Nintendo's decision to go with cartridges for the Nintendo 64, combined with the lack of a dedicated sound chip, has really put a damper on creating the best music possible for many games. "Zelda: Ocarina of Time", for instance, suffers from very pinched and lifeless instruments, and even the geniuses at Konami couldn't make too great of a sound system for Castlevania's wonderful soundtrack.
Thankfully, when Nintendo decided to make a sequel to their SNES favorite, F-Zero, they decided to go the streaming route. While space issues forced it to be in mono, F-Zero X's soundtrack still has excellent sound quality that just can't be done otherwise on the system.
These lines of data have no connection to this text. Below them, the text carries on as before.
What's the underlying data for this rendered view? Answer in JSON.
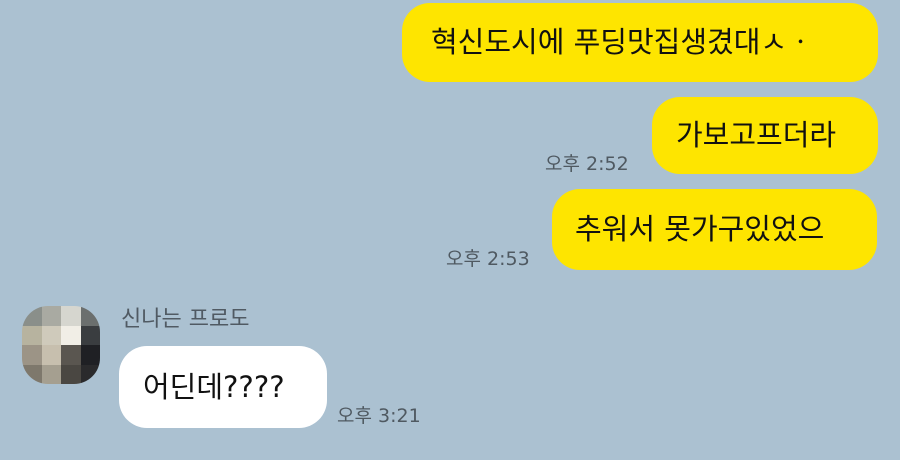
{
  "chat": {
    "messages": [
      {
        "id": "m1",
        "side": "mine",
        "text": "혁신도시에 푸딩맛집생겼대ㅅㆍ",
        "time": ""
      },
      {
        "id": "m2",
        "side": "mine",
        "text": "가보고프더라",
        "time": "오후 2:52"
      },
      {
        "id": "m3",
        "side": "mine",
        "text": "추워서 못가구있었으",
        "time": "오후 2:53"
      },
      {
        "id": "m4",
        "side": "theirs",
        "sender": "신나는 프로도",
        "text": "어딘데????",
        "time": "오후 3:21"
      }
    ]
  },
  "colors": {
    "background": "#abc1d1",
    "my_bubble": "#fee500",
    "their_bubble": "#ffffff",
    "time_text": "#4f5961",
    "sender_text": "#505a63"
  },
  "avatar": {
    "icon": "pixelated-profile-photo-icon",
    "pixel_colors": [
      "#8a8f8a",
      "#a9aaa2",
      "#d6d6cf",
      "#6b6f6e",
      "#b7b39f",
      "#cfcabb",
      "#f1eee6",
      "#3a3d40",
      "#9c9486",
      "#c7bfae",
      "#5a5650",
      "#1f2024",
      "#7e786c",
      "#a59f90",
      "#4a4742",
      "#2a2a2c"
    ]
  }
}
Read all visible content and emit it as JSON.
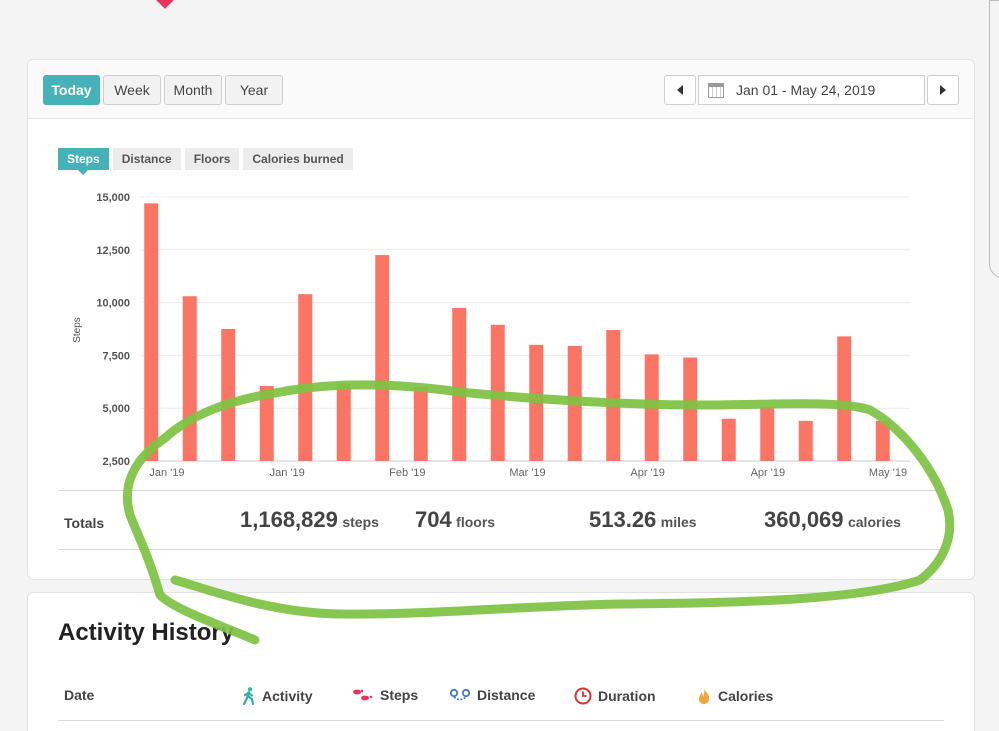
{
  "toolbar": {
    "ranges": [
      "Today",
      "Week",
      "Month",
      "Year"
    ],
    "active_range": "Today",
    "date_range": "Jan 01 - May 24, 2019"
  },
  "metric_tabs": [
    "Steps",
    "Distance",
    "Floors",
    "Calories burned"
  ],
  "active_metric": "Steps",
  "chart_data": {
    "type": "bar",
    "ylabel": "Steps",
    "ylim": [
      2500,
      15000
    ],
    "yticks": [
      "15,000",
      "12,500",
      "10,000",
      "7,500",
      "5,000",
      "2,500"
    ],
    "xtick_labels": [
      "Jan '19",
      "Jan '19",
      "Feb '19",
      "Mar '19",
      "Apr '19",
      "Apr '19",
      "May '19"
    ],
    "values": [
      14700,
      10300,
      8750,
      6050,
      10400,
      6150,
      12250,
      6000,
      9750,
      8950,
      8000,
      7950,
      8700,
      7550,
      7400,
      4500,
      5050,
      4400,
      8400,
      4400
    ],
    "bar_color": "#fa7564",
    "grid": true
  },
  "totals": {
    "label": "Totals",
    "steps": {
      "value": "1,168,829",
      "unit": "steps"
    },
    "floors": {
      "value": "704",
      "unit": "floors"
    },
    "miles": {
      "value": "513.26",
      "unit": "miles"
    },
    "calories": {
      "value": "360,069",
      "unit": "calories"
    }
  },
  "history": {
    "title": "Activity History",
    "columns": [
      "Date",
      "Activity",
      "Steps",
      "Distance",
      "Duration",
      "Calories"
    ]
  },
  "colors": {
    "accent": "#45b2b7",
    "bar": "#fa7564",
    "annotation": "#7dc242"
  }
}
All this wouldn't matter if the music itself wasn't good, but luckily the complete opposite is true.
There's really only one way to describe the style of music in F-Zero X - hard rock. Every single track on the CD has wailing distortion guitars, heavy percussion, and fast bass. Everything from the title screen to the staff roll to the winning fanfare is loud and hard.
The main features on this soundtrack are the nine pieces that accompany the normal races. Every one is what great hard rock should be ?Ea good melody, a great beat, and something to get your blood pumping. Two of the tunes from the original F-Zero are back and remixed, the Mute City music ("Endless Challenge") and the Big Blue music ("Decide in the Eyes"). Both are great - faithful to the originals and providing a fresh new sound. Of the other seven, my favorite is probably "Dream Chaser", which gets right to the point immediately and never loses steam.
While most of the other tracks from the game are small tunes like "Ranking" and "Game Over", there are still a couple longer tracks. The blood-pumping "All Need is 30 Deaths" is from the Death Match in the game, both "Grand Prix Ending" and "Staff Roll" are great, and "Title BGM" features an excellent guitar solo.
If you've played the game, you may know that if you get under a certain time on any of the tracks, you will unlock a "Staff Ghost" for that track. Well, the last nine tracks feature the first nine pieces of the CD, played with openings and endings as well as sound effects and announcer, to a person who is essentially playing the game and beating the Staff Ghosts on nine specific tracks. On the one hand, it does add 10 and a half minutes to the CD, but on the other hand it gets kind of annoying, especially with some of the more annoying sound effects.
Overall, this is a nice purchase. If you can get past the repetition in the last nine tracks, then the CD is great. It's a testament to creative programming as well as a great listen whenever you want to get your spirits high.